No dia 29/04, a Assuvap realizou mais um importante encontro, no Espaço Interagir, voltado à atualização técnica e ao fortalecimento da suinocultura regional. O evento, promovido pela multinacional farmacêutica veterinária Virbac e a distribuidora oficial e revendedora Basetto, reuniu 56 participantes, além da equipe Assuvap e cooperados com seus colaboradores, alcançando um impacto estimado em 10.953 matrizes.
A programação teve como foco a atualização técnica e a discussão de estratégias práticas capazes de gerar impacto direto na produtividade, no desempenho reprodutivo e na rentabilidade das granjas. O encontro também reforçou a importância do planejamento, da gestão de indicadores e da tomada de decisão baseada em dados dentro dos sistemas produtivos.
Abrindo a programação, Renato Rosa Ribeiro, proprietário da 3R Consultoria Veterinária Especializada em Suínos, conduziu uma palestra sobre “Estratégia de reposição de matrizes: quais fatores não devemos subestimar em granjas que buscam alta performance?”. Durante sua apresentação, destacou que a reposição de fêmeas deve ser tratada como uma estratégia técnica e econômica, diretamente ligada ao ganho genético, na produtividade e ao resultado financeiro da granja.
Entre os principais pontos abordados, Renato chamou atenção para a importância de definir corretamente a taxa anual de reposição e entender quantas leitoas entram para repor perdas e quantas entram com foco na melhoria dos índices zootécnicos. Também reforçou o equilíbrio entre longevidade produtiva e ganho genético, segundo ele, manter matrizes acima de 7 ciclos pode ser vantajoso em alguns casos, mas leitoas com maior potencial genético podem gerar ganhos importantes, com impacto estimado em cerca de R$ 850,00 por ciclo.
O palestrante explicou ainda que o ciclo médio ideal do plantel pode variar entre 2 e 3,5 partos, conforme a realidade da granja. Em leitoas com desempenho abaixo de 11 NT e 10 NV, a decisão de descarte deve considerar o cenário do sistema, se mais de 90% atingem as metas, o descarte tende a ser indicado. Se o baixo desempenho é recorrente, é necessário investigar manejo, sanidade ou nutrição. Outro tema apresentado foi o uso de checklists, acompanhamento diário e protocolos sanitários como ferramentas para garantir consistência e eficiência produtiva.

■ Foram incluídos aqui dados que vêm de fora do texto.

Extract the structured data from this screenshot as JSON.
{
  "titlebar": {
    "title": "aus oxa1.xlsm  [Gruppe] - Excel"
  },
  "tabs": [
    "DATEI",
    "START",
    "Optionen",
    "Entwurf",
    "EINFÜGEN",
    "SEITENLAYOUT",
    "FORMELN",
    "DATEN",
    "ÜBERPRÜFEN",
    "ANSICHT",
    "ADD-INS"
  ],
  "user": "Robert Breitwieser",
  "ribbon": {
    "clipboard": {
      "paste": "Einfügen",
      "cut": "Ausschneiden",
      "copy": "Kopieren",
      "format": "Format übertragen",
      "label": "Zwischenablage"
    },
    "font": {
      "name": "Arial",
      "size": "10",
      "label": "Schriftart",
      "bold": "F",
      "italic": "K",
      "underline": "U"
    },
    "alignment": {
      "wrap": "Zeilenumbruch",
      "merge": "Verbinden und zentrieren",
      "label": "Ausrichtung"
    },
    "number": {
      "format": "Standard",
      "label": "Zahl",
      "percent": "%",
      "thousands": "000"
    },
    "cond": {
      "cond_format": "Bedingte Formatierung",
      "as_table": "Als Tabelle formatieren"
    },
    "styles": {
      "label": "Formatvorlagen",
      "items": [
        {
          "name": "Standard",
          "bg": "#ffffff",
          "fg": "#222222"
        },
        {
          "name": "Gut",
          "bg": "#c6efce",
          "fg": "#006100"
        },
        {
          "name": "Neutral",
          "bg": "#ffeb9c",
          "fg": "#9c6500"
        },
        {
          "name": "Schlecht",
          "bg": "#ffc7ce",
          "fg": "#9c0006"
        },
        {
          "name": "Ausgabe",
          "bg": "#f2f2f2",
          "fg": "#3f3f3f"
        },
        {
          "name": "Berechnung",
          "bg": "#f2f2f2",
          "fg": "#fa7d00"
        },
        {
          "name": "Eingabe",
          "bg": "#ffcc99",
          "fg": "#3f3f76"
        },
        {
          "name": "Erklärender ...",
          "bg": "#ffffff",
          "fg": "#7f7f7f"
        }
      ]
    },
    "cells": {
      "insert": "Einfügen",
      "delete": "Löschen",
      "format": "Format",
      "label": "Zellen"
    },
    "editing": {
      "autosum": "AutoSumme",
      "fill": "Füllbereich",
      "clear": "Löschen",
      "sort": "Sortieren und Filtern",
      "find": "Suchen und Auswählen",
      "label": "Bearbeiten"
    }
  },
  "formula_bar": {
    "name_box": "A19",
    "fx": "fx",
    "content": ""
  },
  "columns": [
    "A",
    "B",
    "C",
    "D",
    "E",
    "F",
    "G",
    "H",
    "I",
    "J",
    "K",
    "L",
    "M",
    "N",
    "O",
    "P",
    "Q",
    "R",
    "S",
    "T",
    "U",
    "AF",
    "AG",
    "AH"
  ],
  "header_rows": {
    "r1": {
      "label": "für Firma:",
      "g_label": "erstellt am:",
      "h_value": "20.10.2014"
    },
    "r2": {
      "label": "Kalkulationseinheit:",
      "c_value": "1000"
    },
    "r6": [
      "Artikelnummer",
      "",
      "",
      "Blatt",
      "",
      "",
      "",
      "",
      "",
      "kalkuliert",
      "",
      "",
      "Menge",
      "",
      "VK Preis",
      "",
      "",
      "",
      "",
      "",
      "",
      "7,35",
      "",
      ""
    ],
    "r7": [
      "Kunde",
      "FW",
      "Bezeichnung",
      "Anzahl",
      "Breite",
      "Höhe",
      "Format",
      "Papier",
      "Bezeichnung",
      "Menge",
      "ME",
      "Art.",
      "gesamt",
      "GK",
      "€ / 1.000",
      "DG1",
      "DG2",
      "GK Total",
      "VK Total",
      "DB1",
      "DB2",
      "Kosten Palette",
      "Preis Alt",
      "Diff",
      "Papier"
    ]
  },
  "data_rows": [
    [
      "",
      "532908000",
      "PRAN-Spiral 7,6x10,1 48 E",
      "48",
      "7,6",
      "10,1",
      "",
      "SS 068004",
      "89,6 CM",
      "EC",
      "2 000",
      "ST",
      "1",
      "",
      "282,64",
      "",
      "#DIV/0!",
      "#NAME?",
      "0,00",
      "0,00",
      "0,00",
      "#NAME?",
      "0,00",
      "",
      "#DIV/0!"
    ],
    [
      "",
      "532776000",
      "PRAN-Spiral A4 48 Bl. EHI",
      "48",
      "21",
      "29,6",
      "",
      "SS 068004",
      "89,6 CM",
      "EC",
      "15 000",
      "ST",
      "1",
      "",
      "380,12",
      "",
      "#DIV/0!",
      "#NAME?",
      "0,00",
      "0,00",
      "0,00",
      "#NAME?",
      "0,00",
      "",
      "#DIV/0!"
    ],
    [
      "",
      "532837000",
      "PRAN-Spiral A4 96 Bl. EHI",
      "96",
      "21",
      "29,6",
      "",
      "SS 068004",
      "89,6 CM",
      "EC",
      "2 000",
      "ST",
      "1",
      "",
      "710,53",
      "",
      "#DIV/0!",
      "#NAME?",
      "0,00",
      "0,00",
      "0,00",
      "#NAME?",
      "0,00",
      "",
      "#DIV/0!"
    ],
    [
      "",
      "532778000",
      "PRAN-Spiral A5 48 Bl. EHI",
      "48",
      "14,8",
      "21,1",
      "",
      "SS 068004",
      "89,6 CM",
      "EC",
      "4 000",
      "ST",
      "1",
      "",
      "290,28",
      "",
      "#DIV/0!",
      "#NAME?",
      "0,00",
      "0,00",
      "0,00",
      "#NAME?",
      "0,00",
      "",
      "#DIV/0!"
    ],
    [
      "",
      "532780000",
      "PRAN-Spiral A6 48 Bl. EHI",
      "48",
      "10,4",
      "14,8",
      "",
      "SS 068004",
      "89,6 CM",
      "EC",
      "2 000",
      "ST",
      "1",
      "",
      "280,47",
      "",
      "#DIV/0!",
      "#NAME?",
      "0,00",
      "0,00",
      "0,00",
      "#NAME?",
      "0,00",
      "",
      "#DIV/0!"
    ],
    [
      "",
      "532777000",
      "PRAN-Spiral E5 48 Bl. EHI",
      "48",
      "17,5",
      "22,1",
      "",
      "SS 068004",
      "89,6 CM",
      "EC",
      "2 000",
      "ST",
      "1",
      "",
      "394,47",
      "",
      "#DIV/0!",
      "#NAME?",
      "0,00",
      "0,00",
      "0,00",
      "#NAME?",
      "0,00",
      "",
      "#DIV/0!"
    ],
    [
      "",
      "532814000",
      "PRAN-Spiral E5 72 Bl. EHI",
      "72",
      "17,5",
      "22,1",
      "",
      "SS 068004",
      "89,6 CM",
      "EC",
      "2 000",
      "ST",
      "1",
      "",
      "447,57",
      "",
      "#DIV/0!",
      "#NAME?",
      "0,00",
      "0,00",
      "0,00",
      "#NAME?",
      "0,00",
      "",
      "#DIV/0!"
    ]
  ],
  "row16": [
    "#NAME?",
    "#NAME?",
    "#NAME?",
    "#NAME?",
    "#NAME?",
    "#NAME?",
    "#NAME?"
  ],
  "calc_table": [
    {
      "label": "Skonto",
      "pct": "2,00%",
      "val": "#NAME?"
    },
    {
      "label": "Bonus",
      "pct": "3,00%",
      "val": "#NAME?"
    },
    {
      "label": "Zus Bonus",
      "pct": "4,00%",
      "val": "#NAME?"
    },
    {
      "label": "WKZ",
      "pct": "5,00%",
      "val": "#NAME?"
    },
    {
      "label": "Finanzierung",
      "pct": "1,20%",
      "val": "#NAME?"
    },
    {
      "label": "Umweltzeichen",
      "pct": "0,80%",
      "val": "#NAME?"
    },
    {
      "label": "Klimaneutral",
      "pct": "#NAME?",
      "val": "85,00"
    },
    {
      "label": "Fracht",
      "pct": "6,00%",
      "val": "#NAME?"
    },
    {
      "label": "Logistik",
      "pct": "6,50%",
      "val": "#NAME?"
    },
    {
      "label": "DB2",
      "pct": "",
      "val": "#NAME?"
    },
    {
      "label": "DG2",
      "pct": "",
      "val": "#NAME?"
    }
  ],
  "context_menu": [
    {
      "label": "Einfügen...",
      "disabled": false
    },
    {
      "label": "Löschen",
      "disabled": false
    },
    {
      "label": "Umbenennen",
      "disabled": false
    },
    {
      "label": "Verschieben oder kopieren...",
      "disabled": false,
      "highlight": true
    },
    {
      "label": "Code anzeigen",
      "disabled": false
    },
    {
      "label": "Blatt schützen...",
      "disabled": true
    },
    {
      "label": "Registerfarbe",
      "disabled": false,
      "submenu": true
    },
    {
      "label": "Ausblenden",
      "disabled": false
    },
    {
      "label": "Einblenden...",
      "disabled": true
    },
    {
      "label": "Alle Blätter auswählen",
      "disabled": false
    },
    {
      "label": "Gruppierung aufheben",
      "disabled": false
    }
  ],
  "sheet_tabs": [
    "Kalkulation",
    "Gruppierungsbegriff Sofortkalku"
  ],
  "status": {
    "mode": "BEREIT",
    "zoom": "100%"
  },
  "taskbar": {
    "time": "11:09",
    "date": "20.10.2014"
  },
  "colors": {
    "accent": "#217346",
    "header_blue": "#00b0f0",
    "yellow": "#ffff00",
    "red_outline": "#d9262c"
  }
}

Na sequência, Daniel Budag, Gerente de Contas Especiais na Virbac do Brasil, ministrou a palestra “Falhas Reprodutivas: O Caos ou o Cronômetro”. Médico Veterinário com mais de 17 anos de atuação no setor de saúde e nutrição animal, abordou os impactos técnicos e econômicos das falhas reprodutivas nas granjas, diferenciando falhas de origem infecciosa e não infecciosa, ligadas ao manejo, ambiente e nutrição. Durante a apresentação, destacou que os Dias Não Produtivos (DNP) geram prejuízo estimado em R$ 25,00 por fêmea.
A palestra também tratou de fatores que interferem no cio, na concepção e na taxa de parto, como manejo inadequado, estresse, calor, iluminação insuficiente e problemas nutricionais. Daniel ainda destacou o risco das micotoxinas na ração, que podem causar aborto, retorno ao cio e baixa fertilidade.
Daniel reforçou que a eficiência reprodutiva depende de biosseguridade, vacinação, controle sanitário, ambiente controlado, nutrição correta e monitoramento constante. Também abordou o planejamento e a sincronização hormonal como ferramentas para organizar cobertura, parto e fluxo produtivo, mostrando que o acompanhamento de indicadores, os KPIs, contribui para reduzir custos, aumentar previsibilidade e melhorar a tomada de decisão.
A realização de encontros como esse reforça o compromisso da Assuvap e da Coosuiponte com a difusão de conhecimento técnico, a busca por eficiência produtiva e o fortalecimento contínuo da cadeia suinícola.